What advancements are needed in order to efficiently switch from traditional to alternative energy sources?
By Colin Leath, Field Application Engineer, AVX Corporation
The switch to alternative energy sources is an important ongoing issue within the technical and scientific communities. From small-scale operations, such as energy harvesting, to larger-scale ones, such as solar and wind farms, there is a variety of ways in which the field is advancing.
Supercapacitors are a major part of the future of alternative energy, and are especially useful within the field of energy harvesting technology. Energy harvesting focuses on gathering a relatively small amount of energy from ambient sources, such as solar or thermal energy, and then using that energy to power small autonomous devices. Advances in supercapacitor technology will allow these devices to achieve expanded operational range, lifetime, and power density, all of which are important to the future of energy harvesting.
Large-scale power generation is also important for alternative energy. This is exemplified by the growth of distributed grid power sources, including wind, geothermal, and small-scale hydropower, which are becoming increasingly efficient and important to the power grid as a whole.
Wind power systems can use power film capacitors to further increase efficiency, helping to drive the overall movement away from fossil fuels. Power film capacitors can be used to replace older electrolytic capacitors in wind power systems and offer a number of critical advantages, including extended lifetimes and open-circuit end-of-life performance. The increased lifetimes of these capacitors are particularly advantageous in wind turbines, as they are often located in remote, hard to reach locations, like offshore wind farms, which can significantly increase maintenance costs. Film capacitors also have a soft, open-circuit end of life as opposed to electrolytics, which can explode or burn. This feature significantly increases the overall safety and lifetime of wind turbines, as exploding capacitors can threaten other components or even start a fire.

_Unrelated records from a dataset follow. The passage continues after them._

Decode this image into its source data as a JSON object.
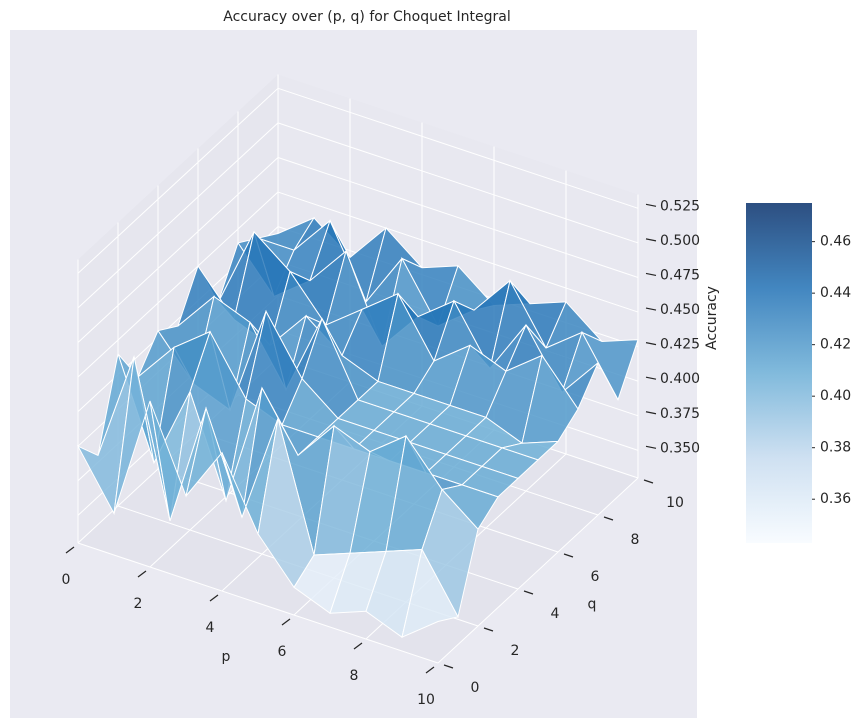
{
  "chart_data": {
    "type": "surface",
    "title": "Accuracy over (p, q) for Choquet Integral",
    "x_label": "p",
    "y_label": "q",
    "z_label": "Accuracy",
    "x": [
      0,
      1,
      2,
      3,
      4,
      5,
      6,
      7,
      8,
      9,
      10
    ],
    "y": [
      0,
      1,
      2,
      3,
      4,
      5,
      6,
      7,
      8,
      9,
      10
    ],
    "z": [
      [
        0.4,
        0.38,
        0.44,
        0.41,
        0.43,
        0.42,
        0.45,
        0.41,
        0.44,
        0.43,
        0.42
      ],
      [
        0.36,
        0.46,
        0.37,
        0.44,
        0.4,
        0.45,
        0.42,
        0.47,
        0.41,
        0.43,
        0.44
      ],
      [
        0.45,
        0.35,
        0.43,
        0.46,
        0.39,
        0.44,
        0.41,
        0.45,
        0.43,
        0.46,
        0.42
      ],
      [
        0.39,
        0.44,
        0.36,
        0.42,
        0.47,
        0.4,
        0.44,
        0.42,
        0.46,
        0.41,
        0.45
      ],
      [
        0.43,
        0.37,
        0.45,
        0.41,
        0.43,
        0.46,
        0.42,
        0.44,
        0.4,
        0.45,
        0.43
      ],
      [
        0.38,
        0.45,
        0.41,
        0.41,
        0.41,
        0.41,
        0.41,
        0.46,
        0.43,
        0.41,
        0.44
      ],
      [
        0.35,
        0.36,
        0.44,
        0.41,
        0.41,
        0.41,
        0.41,
        0.42,
        0.45,
        0.43,
        0.42
      ],
      [
        0.34,
        0.37,
        0.43,
        0.41,
        0.41,
        0.41,
        0.41,
        0.44,
        0.41,
        0.46,
        0.43
      ],
      [
        0.35,
        0.38,
        0.45,
        0.41,
        0.41,
        0.41,
        0.41,
        0.43,
        0.45,
        0.42,
        0.44
      ],
      [
        0.34,
        0.39,
        0.42,
        0.41,
        0.41,
        0.41,
        0.4,
        0.45,
        0.41,
        0.44,
        0.42
      ],
      [
        0.36,
        0.35,
        0.4,
        0.41,
        0.41,
        0.41,
        0.41,
        0.42,
        0.44,
        0.4,
        0.43
      ]
    ],
    "xlim": [
      0,
      10
    ],
    "xticks": [
      0,
      2,
      4,
      6,
      8,
      10
    ],
    "ylim": [
      0,
      10
    ],
    "yticks": [
      0,
      2,
      4,
      6,
      8,
      10
    ],
    "zlim": [
      0.33,
      0.535
    ],
    "zticks": [
      {
        "value": 0.35,
        "label": "0.350"
      },
      0.375,
      {
        "value": 0.4,
        "label": "0.400"
      },
      0.425,
      {
        "value": 0.45,
        "label": "0.450"
      },
      0.475,
      {
        "value": 0.5,
        "label": "0.500"
      },
      0.525
    ],
    "clim": [
      0.343,
      0.475
    ],
    "cticks": [
      0.36,
      0.38,
      {
        "value": 0.4,
        "label": "0.40"
      },
      0.42,
      0.44,
      0.46
    ],
    "colormap": [
      "#f7fbff",
      "#c6dbef",
      "#6baed6",
      "#2171b5",
      "#08306b"
    ],
    "grid": true
  }
}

By Peter Knazko, Manager, Segment Marketing – Energy Management Systems, Renesas Electronics America Inc
A historic switch to alternative energy is already taking place, certainly. This can be seen from the growth of solar and wind generation, especially at non-traditional entry points into the energy delivery model, such as directly within the local electricity distribution system. At the consumption end, electric vehicles and battery storage adoption are growing quickly. The many technological improvements that have enabled these advances began with the explosion of choice at the semiconductor level, which happened in tandem with massive software innovation. The performance capability, functional flexibility, and lower total cost of ownership of the embedded computing systems represented by these innovations have allowed infrastructure equipment companies to develop extraordinarily effective solutions for enabling alternative energy sources to be brought into the mainstream energy delivery system.
Whether we are talking about protection and control equipment in the utility grid, or the efficiencies required to make alternative energy sources viable at all, the building blocks at the silicon and software level have been key. For energy delivery to advance to the next level and take further advantage of this impressive technological advancement, it will require an emphasis on the interconnection of these often disparate systems to work together more seamlessly than they are working today. The evolving reality of the “smart grid” has meant a singular achievement of standardization of the communication capability possible within the energy utility. Making the grid more capable of accepting solar and wind power, without the grid collapsing, is the challenge for our future if we want more alternative energy to supply our energy needs. Interconnecting the pieces effectively and efficiently, from the revenue meter to the distribution automation control center, is one of the main challenges confronting our technology community.